Ya, ketika ia berakhir sempat berpikir yang baru saja saya saksikan adalah kisah cinta yang muram dan kusam, tapi disisi lain seperti ada yang tertinggal, seperti ada yang belum terselesaikan. Kesempatan kedua diberikan (hal yang sangat jarang saya lakukan), dan nilai minus diawal tadi yang awalnya sangat mengganggu perlahan tidak lagi menjadi masalah yang berarti, dan The Disappearance of Eleanor Rigby berubah dari sebuah kisah cinta aneh dan tidak punya motivasi menjadi penggambaran yang kuat terkait dampak cinta pada kehidupan manusia. Ini adalah interpretasi yang mentah namun tulus tentang tragedi dan harapan, mungkin mengarahkan penonton pada pertanyaan siapa yang salah dan siapa yang benar, namun faktanya ia hanya ingin memberikan anda sebuah penggambaran menyakitkan dari kehancuran cinta, yang mungkin akan menguatkan bahkan membuat anda yang belum menikah menjadi cemas dengan yang namanya pernikahan.

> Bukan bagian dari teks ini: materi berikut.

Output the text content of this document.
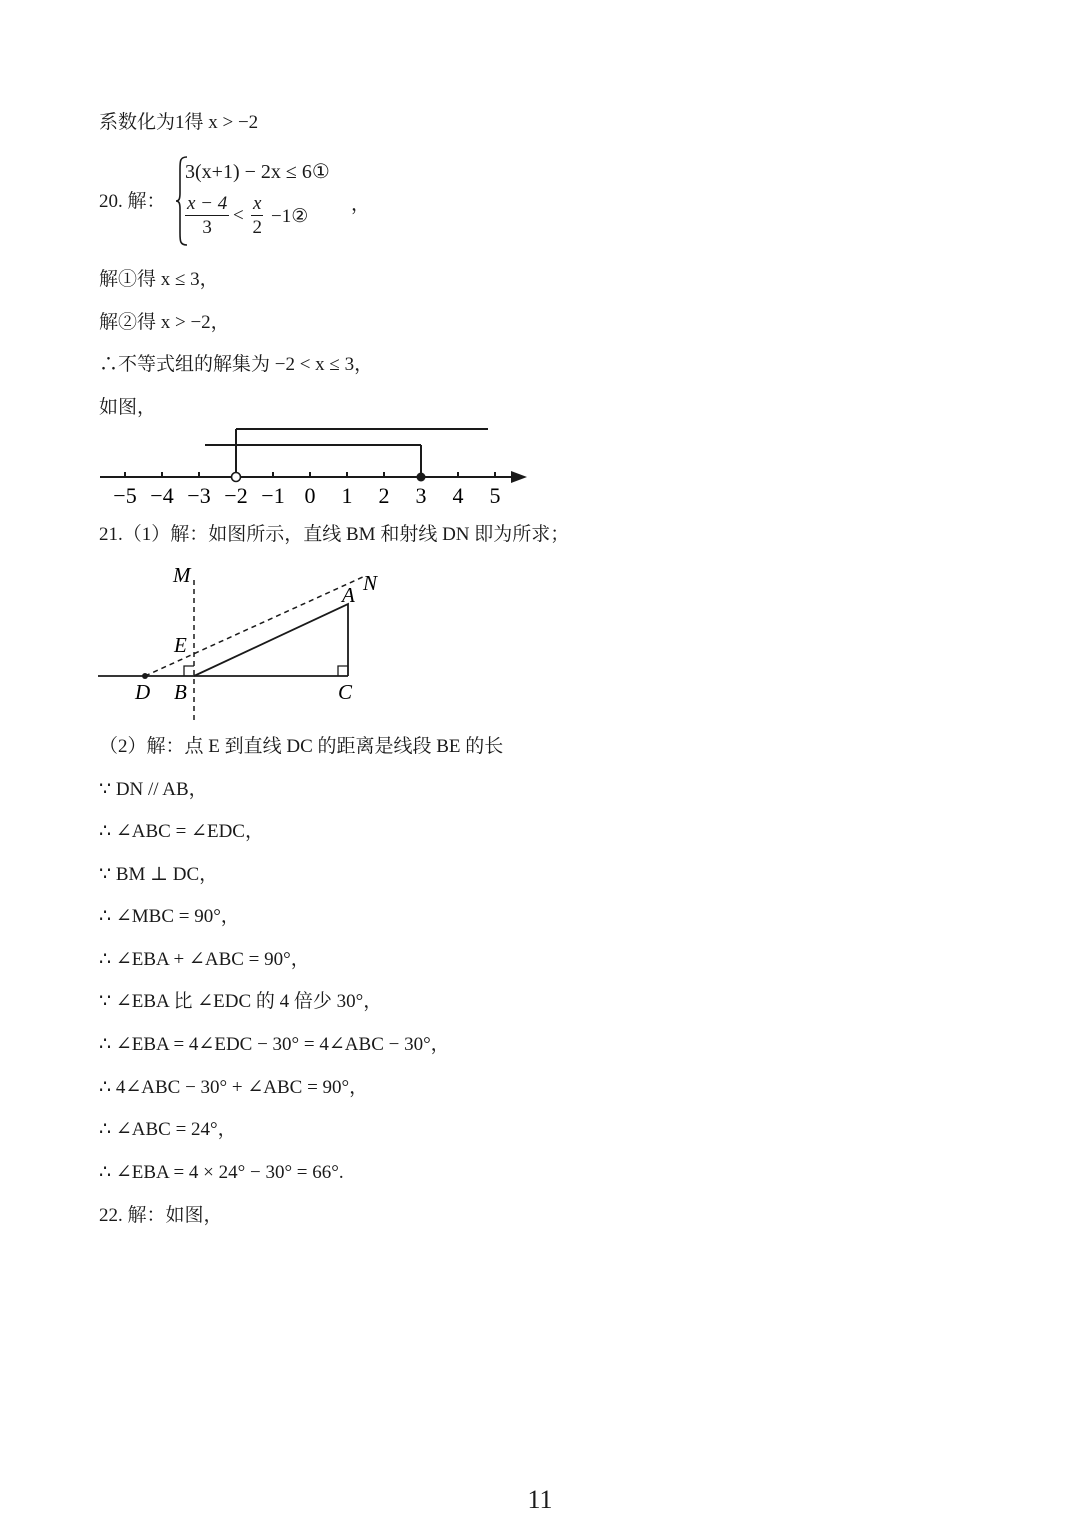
系数化为1得 x > −2
20. 解：
3(x+1) − 2x ≤ 6①
$\frac{x - 4}{3} < \frac{x}{2}$ −1②
，
解①得 x ≤ 3，
解②得 x > −2，
∴不等式组的解集为 −2 < x ≤ 3，
如图，
−5 −4 −3 −2 −1 0 1 2 3 4 5
21.（1）解：如图所示，直线 BM 和射线 DN 即为所求；
M	N
A
E
D B	C
（2）解：点 E 到直线 DC 的距离是线段 BE 的长
∵ DN // AB，
∴ ∠ABC = ∠EDC，
∵ BM ⊥ DC，
∴ ∠MBC = 90°，
∴ ∠EBA + ∠ABC = 90°，
∵ ∠EBA 比 ∠EDC 的 4 倍少 30°，
∴ ∠EBA = 4∠EDC − 30° = 4∠ABC − 30°，
∴ 4∠ABC − 30° + ∠ABC = 90°，
∴ ∠ABC = 24°，
∴ ∠EBA = 4 × 24° − 30° = 66°.
22. 解：如图，
11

Formula yang dipakai oleh The Disappearance of Eleanor Rigby sebenarnya sama seperti Before Midnight, marriage survival, tapi jika Before Midnight bermain dengan isu utama dan mewarnai dengan isu kecil, film ini justru sebaliknya, isu kecil untuk membentuk isu utama. Dua karakter berjuang untuk kisah cinta mereka, mencoba membangun kembali “kisah” yang telah hilang dengan mencoba menyembuhkan diri sendiri dan pasangan. Hal menakutkan dari cinta ada disini, sebuah luka dalam dan sulit disembuhkan yang kerap menghalangi kita untuk mendapatkan kembali cinta itu, hingga konsep membiarkan pergi cinta itu untuk kelak kembali kepada kita ketika ia telah kembali kuat. Berbagai pesan yang kuat dan indah itu yang membuat film ini terasa special, dan itu cukup untuk menutupi penceritaan yang meskipun terasa berani tetap tidak terasa inovatif, dan tidak special.

Pesan yang ia bawa akan dikenang lama, teknik penceritaan yang ia berikan mungkin akan mudah dilupakan, tapi kinerja dari divisi akting akan berdiri di sisi yang sama dengan pesan tadi, mereka memorable. Pemeran pendukung seperti Bill Hader, Viola Davis, dan Isabelle Huppert secara mengejutkan memberikan penampilan yang mumpuni, mereka berhasil membantu dua karakter utama untuk berkembang. James McAvoy mungkin menderita dampak dari penggabungan dua cerita, karakternya sering tidak stabil, ketika berdiri sendiri hanya tatapan matanya yang kuat sedangkan emosi kurang, namun itu tidak terjadi ketika ia satu frame dengan Jessica Chastain, chemistry mereka kuat dan manis. Chastain sendiri sukses menjadi bintang, ada gejolak batin didalam Eleanor, kompleksitas yang pas dalam memberikan kesan terluka serta upaya untuk move on. Andai saja bunga-bunga asmara mereka mendapatkan porsi yang sedikit lebih besar.


Overall, The Disappearance of Eleanor Rigby adalah film yang cukup memuaskan. Mungkin bukan merupakan film yang akan memberikan kesan kuat dalam sekali tonton, karena keputusan berani Ned Benson di berbagai sektor mungkin akan menjadikan film ini sebagai sebuah studi karakter yang terlalu liar dan kurang bersemangat. Ia perlu ditelisik jauh lebih dalam, karena hal-hal indah, menakutkan, dan menarik tentang cinta dan pernikahan itu seperti tersembunyi sepanjang cerita, perjuangan cinta dari sebuah hubungan yang telah terluka, kekuatan positif dan negatif dari cinta dalam kehidupan manusia. Segmented.